Plus the big kicker - we need to conserve to have enough water because we're using more than there is to go around - and on top of that populations are growing more, developments are expanding, and droughts and floods are more common and severe. The ultimate goal should be to work away from all water wasters - bottled water, soda, meat, etc., etc., etc.

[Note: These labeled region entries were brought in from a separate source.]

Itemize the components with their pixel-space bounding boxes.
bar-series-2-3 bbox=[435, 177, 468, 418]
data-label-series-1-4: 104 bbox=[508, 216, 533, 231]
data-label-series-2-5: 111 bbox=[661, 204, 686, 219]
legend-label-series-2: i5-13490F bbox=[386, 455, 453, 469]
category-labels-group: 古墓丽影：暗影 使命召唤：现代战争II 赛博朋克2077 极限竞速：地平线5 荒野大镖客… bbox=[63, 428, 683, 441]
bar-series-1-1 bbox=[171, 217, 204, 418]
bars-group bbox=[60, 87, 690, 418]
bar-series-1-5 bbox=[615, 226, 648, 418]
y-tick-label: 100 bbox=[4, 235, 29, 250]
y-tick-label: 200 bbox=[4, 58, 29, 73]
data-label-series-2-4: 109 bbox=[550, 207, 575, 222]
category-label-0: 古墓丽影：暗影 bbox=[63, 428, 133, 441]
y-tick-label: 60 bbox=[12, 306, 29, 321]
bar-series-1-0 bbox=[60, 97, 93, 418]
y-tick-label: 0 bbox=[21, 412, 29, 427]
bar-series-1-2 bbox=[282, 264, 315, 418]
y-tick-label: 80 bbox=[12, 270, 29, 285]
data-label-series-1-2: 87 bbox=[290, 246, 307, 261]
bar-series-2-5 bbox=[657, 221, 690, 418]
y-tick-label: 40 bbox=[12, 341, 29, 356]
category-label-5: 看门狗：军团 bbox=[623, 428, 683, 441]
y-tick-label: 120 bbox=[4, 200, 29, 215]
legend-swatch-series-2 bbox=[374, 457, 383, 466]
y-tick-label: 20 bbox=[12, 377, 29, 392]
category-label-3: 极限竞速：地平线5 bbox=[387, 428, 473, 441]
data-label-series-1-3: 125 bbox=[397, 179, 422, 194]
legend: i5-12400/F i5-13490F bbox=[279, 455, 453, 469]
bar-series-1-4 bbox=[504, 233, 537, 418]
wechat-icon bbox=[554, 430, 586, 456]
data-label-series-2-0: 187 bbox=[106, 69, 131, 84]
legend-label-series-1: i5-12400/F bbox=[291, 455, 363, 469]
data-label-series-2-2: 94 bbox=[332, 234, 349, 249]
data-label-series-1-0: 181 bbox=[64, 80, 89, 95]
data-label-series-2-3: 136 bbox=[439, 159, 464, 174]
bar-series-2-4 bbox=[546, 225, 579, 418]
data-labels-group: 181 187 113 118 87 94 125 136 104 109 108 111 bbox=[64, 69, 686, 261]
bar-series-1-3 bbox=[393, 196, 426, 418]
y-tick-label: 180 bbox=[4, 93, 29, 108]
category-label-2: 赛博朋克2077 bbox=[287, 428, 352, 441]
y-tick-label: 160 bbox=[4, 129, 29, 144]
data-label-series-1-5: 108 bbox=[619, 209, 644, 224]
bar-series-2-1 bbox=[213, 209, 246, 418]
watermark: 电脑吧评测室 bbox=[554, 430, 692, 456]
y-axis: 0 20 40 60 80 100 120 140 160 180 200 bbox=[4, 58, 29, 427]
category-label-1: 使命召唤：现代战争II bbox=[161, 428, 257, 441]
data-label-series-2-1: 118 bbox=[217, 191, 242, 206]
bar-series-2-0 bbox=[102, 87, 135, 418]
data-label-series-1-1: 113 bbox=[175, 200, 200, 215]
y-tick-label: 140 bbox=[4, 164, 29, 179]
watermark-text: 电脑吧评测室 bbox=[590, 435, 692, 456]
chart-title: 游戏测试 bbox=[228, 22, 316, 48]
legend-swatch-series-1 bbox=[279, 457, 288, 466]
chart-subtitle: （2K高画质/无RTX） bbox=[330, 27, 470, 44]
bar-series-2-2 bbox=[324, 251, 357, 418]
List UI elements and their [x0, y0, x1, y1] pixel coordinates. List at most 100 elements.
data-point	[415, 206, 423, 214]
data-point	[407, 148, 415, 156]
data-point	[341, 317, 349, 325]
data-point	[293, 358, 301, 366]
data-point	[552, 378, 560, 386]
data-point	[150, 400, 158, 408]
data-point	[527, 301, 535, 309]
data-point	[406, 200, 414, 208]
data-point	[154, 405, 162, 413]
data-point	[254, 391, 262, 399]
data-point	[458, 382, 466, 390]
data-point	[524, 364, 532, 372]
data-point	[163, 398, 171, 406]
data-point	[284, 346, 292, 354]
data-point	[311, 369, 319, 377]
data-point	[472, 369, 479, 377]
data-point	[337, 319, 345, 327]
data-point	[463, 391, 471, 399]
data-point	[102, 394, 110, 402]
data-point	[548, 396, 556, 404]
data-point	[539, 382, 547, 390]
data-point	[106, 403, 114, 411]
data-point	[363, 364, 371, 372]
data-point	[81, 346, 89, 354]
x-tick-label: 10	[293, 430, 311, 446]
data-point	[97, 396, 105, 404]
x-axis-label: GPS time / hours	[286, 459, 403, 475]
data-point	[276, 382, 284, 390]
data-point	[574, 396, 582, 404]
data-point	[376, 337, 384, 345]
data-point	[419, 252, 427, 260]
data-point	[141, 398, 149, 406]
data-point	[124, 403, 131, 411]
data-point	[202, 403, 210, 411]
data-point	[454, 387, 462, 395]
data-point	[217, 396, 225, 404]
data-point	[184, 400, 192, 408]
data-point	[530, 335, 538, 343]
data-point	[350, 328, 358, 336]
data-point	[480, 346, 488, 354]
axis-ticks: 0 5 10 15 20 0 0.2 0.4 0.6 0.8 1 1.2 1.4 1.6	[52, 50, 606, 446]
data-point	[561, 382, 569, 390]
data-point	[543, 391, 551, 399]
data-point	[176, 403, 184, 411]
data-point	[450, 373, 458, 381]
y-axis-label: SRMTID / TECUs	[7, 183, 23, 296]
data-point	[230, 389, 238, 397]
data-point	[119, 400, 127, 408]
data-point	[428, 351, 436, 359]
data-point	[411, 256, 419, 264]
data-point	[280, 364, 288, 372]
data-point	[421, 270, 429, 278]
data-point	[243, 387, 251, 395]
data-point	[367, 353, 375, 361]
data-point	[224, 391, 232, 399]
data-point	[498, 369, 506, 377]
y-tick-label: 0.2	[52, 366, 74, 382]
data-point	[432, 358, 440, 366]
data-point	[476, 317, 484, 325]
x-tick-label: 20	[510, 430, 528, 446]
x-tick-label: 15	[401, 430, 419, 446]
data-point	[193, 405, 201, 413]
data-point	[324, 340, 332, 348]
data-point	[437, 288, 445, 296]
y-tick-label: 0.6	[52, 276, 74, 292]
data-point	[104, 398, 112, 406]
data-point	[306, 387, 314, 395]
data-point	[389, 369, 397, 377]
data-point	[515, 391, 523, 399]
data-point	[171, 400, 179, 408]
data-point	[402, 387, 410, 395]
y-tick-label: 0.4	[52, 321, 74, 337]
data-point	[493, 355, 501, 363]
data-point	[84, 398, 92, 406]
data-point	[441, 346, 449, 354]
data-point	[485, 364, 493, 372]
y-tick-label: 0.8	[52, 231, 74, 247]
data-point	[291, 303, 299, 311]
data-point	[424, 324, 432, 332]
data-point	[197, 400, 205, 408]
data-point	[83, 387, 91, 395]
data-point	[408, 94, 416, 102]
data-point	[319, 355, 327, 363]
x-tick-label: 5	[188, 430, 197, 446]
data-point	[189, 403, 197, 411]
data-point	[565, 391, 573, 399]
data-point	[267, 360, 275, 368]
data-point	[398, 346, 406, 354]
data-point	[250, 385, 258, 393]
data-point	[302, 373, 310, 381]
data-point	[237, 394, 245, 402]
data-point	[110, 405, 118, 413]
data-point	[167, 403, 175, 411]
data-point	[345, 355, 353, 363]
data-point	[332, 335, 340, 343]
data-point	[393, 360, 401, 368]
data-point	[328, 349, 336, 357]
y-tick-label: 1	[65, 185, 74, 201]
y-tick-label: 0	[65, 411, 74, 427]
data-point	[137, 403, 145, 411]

Bottled water has its place. When storms, floods, or disasters disrupt water systems, bottled water is there as a backup. When you're on the road and hesitate to drink from a questionable source, there's bottled water. It's bottled water or nothing on an airplane these days. Our area has excellent tap water, so good, it's bottled and sold all over the country by Pepsico and others. I bottle my own well water in a reusable water bottle to enjoy all day. If people want to spend a buck on a bottle of water, let them. But they'd better put that container in the recycler when they're done with it. I don't want to pick up after them. I'm not their Mom!
For twenty years I lived in a town whose municipal water supply came from deep artesian wells. The water was delicious, and for many of us our favorite beverage.
When I moved to a neighboring city with chlorinated, reservoir-sourced water, I was constantly thirsty. The water tasted bad, so I didn't drink it. For the first time in my life, I bought and kept sodas in the refrigerator.
About that time, personal-sized bottled water appeared on store shelves. I found a brand that tasted almost as good as my hometown well water and didn't look back until a few years ago.
I'm a lifelong recycler, but the waste in the manufacture and transport of those plastic bottles bothered me. Our household now has a Multi-Pure filter on the tap, which improves the taste enough to drink. I fill and carry a portable steel bottle when I go out.